Огни погасли. Вон побродил зачем-то по комнатам со свечкой в руках лавочник и задул огонь. Теперь чуть теплится светлая точка в господском доме, да в волостном правлении догорает огарок… Писарь с помощником, во всю мочь выспавшиеся после обеда, сидели на сырых ступенях крыльца, вспыхивая папиросами… Кто может представить себе подавляющую силу этой «мертвой» тиши, этой «мертвой» тьмы, за которыми должен следовать «мертвый» сон, тот поймет, что мысли человеческой, имевшей к тому же полное удовольствие вовсе не действовать в течение целого дня, в такие мертвые минуты нет никакой возможности воображать что-нибудь кроме представления смертного часа. Человек, который не может в такие минуты спать (он уж после обеда выспался), должен чувствовать, как эта тьма, этот надвигающийся со всех сторон сон, горы сна, зарывают его, живого человека, в могилу, а если не в могилу, то в какое-то такое место, где ничего не видать, ничего не слыхать и где надобно перестать думать, где даже нельзя думать, если бы и хотел.
– Нет! – после упорного молчания и курения произнес довольно решительно один из собеседников: – переведусь я отсюда, непременно переведусь!
– Я сам тоже уйду!..
– Чорт с ними!..
– Я сам тоже не останусь… Чего тут?.. – прибавил и молодой писарь.
– Какого чорта? – вызывающим голосом продолжал помощник, очевидно придавленный пустыми днями и мертвыми ночами; но, как человек солидный, практический, не мог ограничиться в доводах своему бегству отсюда одним только сознанием пустоты и гнетущей тоски, не мог удовольствоваться ощущением могилы, навеваемым сном и тьмой, а должен был искать, сам для себя, какого-нибудь более существенного, практического довода к бегству…

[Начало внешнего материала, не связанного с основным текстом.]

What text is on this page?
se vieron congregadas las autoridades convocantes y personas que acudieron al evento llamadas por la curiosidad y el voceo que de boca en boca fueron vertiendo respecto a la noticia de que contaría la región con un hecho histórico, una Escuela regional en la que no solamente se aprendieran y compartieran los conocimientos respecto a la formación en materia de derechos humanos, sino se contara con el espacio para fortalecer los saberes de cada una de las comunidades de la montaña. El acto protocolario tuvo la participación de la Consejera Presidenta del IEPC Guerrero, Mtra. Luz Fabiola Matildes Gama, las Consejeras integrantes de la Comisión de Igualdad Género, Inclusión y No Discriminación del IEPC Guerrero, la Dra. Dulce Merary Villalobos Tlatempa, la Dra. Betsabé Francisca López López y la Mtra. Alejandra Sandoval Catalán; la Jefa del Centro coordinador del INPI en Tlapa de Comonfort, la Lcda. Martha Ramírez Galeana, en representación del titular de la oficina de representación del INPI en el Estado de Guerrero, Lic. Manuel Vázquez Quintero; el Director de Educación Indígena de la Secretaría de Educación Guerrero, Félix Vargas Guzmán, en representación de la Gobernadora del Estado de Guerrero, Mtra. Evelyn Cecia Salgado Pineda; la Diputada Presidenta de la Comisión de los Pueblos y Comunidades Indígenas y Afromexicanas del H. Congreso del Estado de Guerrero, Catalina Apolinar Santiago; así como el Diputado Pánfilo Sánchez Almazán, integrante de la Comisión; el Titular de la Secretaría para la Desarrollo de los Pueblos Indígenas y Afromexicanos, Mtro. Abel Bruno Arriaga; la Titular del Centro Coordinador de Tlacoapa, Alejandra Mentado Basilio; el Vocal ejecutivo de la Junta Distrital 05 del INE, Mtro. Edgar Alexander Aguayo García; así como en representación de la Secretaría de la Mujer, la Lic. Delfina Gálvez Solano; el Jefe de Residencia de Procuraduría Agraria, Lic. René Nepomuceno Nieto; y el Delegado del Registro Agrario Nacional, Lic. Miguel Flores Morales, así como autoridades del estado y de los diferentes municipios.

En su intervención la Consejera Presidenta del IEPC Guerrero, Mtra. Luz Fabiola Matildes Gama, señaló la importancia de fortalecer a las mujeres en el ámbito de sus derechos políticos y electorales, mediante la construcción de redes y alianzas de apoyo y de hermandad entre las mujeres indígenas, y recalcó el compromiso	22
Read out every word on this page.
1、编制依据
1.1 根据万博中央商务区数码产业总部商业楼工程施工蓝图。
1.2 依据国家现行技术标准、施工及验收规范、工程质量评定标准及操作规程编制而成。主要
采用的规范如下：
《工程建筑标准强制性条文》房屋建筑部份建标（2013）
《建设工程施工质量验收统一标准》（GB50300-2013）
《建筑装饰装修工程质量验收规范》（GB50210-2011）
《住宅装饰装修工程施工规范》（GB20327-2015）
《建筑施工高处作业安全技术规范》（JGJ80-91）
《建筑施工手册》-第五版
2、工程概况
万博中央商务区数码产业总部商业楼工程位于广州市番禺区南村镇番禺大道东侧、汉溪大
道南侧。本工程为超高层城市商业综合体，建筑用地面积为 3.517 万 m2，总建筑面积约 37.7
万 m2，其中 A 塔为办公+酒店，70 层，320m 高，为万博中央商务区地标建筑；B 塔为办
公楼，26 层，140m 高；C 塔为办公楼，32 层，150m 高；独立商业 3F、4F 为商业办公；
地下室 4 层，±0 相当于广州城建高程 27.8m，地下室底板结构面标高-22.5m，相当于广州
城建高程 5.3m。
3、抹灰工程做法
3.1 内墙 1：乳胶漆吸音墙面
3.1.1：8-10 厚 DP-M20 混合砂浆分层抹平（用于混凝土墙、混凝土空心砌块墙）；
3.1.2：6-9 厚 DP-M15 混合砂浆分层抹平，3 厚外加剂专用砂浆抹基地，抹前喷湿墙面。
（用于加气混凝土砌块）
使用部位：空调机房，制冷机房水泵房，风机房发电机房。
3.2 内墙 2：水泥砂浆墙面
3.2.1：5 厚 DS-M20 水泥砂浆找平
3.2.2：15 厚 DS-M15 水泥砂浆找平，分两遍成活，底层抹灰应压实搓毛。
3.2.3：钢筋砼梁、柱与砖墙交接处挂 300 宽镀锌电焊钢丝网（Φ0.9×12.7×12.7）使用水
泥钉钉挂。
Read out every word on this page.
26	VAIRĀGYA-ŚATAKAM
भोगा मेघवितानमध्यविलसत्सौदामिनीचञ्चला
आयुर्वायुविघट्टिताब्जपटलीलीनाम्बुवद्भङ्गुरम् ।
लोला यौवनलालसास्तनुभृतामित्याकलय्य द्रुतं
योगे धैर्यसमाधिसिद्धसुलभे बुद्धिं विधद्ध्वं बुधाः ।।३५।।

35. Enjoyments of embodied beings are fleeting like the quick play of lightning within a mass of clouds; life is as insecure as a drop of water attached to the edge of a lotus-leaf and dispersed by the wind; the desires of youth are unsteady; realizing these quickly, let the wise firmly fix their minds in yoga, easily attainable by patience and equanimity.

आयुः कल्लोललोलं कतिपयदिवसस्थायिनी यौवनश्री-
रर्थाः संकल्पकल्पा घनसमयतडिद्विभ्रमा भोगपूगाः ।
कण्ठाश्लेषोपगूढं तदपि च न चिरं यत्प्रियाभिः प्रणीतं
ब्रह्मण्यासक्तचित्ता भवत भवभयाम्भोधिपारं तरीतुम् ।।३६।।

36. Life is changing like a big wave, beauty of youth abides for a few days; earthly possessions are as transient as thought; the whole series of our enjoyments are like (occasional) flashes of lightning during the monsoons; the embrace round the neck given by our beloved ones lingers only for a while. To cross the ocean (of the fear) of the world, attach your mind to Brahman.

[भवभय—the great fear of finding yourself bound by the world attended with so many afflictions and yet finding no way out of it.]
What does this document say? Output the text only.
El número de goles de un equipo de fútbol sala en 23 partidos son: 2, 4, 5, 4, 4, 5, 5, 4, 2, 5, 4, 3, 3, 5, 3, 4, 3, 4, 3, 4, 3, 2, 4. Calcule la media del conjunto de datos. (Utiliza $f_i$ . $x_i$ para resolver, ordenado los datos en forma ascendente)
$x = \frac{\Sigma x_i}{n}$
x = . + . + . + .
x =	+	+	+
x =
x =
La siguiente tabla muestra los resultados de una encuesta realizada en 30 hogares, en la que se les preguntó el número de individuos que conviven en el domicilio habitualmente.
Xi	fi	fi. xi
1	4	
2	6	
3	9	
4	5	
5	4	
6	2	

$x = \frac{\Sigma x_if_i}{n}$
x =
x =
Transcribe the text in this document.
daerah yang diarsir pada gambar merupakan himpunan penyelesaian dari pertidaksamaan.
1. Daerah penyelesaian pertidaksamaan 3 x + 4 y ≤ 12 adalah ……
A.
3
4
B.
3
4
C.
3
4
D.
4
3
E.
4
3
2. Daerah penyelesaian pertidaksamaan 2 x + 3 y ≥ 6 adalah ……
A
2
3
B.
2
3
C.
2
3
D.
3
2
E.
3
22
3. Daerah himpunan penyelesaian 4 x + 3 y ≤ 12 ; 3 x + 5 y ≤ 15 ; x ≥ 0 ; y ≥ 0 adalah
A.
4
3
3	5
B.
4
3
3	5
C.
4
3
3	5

– Что мне тут? – говорил он, разыскивая этот довод и оглядываясь в непроницаемой темноте: – что я здесь? за каким чортом?..
Но темнота до такой степени осадила собеседников, что как бы даже касалась щек, рук, точно это была какая-то особенная, черная, как уголь, и тяжелая масса. Вот почему помощник долгое время не мог прибрать ничего путного в объяснение своего желания и повторял:
– Чего я тут не видал? Слава богу!., точно свет клином сошелся! авось…
– В самом деле!.. – поддакивал писарь.
– Что я тут? семь-то рублей, что ли? Так я в Ендове добуду восемь… коего дьявола?
Довод был найден: мало жалованья – вот главное, а вовсе не эта тьма и сон, похожий на смерть.
– Семь-то рублей! – продолжал философствовать помощник: – разве это деньги? Там, в Ендове-то, по крайней мере все-таки большая дорога.
– Да ведь и здесь большая.
– Здесь! – здесь не дорога, а свинство одно. Разве такая дорога-то большая? Ты спроси сначала, а потом и говори. Настоящая дорога-то идет, как война воюет, – вот какая дорога; а это что? Почта только… Это чертовщина, а не дорога… Я там одних писем на пятнадцать целковых накатаю – в месяц-то, потому народ, суета; а здесь что?
Долго разрисовывал помощник свои будущие благополучия, зная в то же время, что все это только так и никуда он не перейдет, покуда в самом деле не засохнет и не задохнется от тоски и однообразия или не подвернется случай жениться, не подойдет какая-нибудь неведомая теперь, но хорошая «линия». И писарь знал, что все это вздор; но «доход», но «деньги» были столь уважительными у всей этой тьмы предметами, что никто не чувствовал себя глупым, позволяя себе фантазировать на этот счет. О деньгах, о доходах можно размечтаться, можно дозволить себе безнаказанно поврать даже – это ничего. А вот раздумывать о том, почему скука, почему «дело – не дело», раздумывать о том, как бы получше было жить на свете, словом – размышлять и фантазировать, основываясь на своей внутренней, сердечной тоске и заботе, вот это уж глупость и вздор, потому что тогда «всякий» также начнет фантазировать, всякий полезет с своими сердцами, а уж это бог весть что.
2
Торопливое чавканье чьих-то лаптей, послышавшееся в темноте, прервало фантазии и разговоры двух хорошо выспавшихся людей.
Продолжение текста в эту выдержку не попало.